In 1873 werd de Wet op Besmettelijke Ziekten ingesteld om ziekte-uitbraken te voorkomen. In 1875 bleek dat de wet niet goed werkte en dat basisvoorwaarden voor het voorkomen van ziekte, zoals goede huisvesting met hygiƫnische omstandigheden (riool en ventilatie) ontbraken. In Noord-Holland richtte inspecteur infectieziekten, de heer Penn, het Witte Kruis op om de gezondheid in steden en wijken te verbeteren. Hiervoor werden huisbezoeksters aangesteld, de eerste voorlopers van de allround wijkverpleegkundigen.
Deze eerste vereniging voor de bestrijding van besmettelijke ziekten was het Witte Kruis. Vanwege de naam werd het ook kruisvereniging genoemd. Wit was gekozen als tegenhanger van het inmiddels bekende Rode Kruis, dat stond voor oorlogsgeneeskunde. Het symbool van een kruis was zo sterk dat ook de latere kruisverenigingen dit overnamen. De kleur verwees naar de achtergrond van de leden. Zo ontstonden na het neutrale Witte Kruis en het Groene Kruis, het Wit-Gele Kruis (katholiek) en het Oranje-Groene Kruis (protestants).

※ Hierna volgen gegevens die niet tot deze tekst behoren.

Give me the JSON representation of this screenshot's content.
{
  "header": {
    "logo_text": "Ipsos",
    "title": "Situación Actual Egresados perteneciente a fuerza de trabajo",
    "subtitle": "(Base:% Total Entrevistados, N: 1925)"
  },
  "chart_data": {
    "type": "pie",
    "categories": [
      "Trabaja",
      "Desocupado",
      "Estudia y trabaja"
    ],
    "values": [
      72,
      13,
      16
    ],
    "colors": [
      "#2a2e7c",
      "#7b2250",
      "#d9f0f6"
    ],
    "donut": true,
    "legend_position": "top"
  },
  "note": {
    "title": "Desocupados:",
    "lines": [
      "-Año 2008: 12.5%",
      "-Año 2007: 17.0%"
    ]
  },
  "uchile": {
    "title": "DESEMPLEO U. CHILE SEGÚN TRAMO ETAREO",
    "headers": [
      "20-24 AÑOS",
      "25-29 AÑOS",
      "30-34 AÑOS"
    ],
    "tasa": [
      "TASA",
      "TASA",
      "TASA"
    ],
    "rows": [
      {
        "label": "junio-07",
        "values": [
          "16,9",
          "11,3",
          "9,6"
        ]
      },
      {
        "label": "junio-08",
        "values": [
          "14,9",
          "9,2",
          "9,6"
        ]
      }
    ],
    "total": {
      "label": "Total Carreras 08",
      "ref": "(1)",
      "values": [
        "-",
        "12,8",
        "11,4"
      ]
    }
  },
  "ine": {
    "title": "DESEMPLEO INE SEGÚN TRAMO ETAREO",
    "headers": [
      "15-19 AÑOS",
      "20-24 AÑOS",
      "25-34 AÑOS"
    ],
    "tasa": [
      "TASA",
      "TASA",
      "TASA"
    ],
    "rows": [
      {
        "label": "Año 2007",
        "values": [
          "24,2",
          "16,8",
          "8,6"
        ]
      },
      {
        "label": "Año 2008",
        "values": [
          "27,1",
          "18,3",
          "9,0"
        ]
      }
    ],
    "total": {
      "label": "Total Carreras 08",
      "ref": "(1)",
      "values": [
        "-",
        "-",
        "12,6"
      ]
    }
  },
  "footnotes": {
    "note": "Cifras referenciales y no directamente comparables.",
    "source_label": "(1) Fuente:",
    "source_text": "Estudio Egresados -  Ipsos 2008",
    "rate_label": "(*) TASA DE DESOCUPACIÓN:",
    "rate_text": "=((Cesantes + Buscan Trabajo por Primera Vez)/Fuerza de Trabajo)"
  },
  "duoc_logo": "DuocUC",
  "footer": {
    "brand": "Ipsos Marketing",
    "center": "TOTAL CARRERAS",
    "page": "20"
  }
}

De kruisvereniging financierden zich vooral door donaties om wijkverpleegkundigen in te kunnen huren. Het grote publiek zou pas na de Tweede Wereldoorlog massaal lid worden van een kruisvereniging. Elke kruisvereniging deed daarom haar best om de wijkverpleging te promoten. Met succes: overal in het land werden nieuwe, lokale afdelingen opgericht.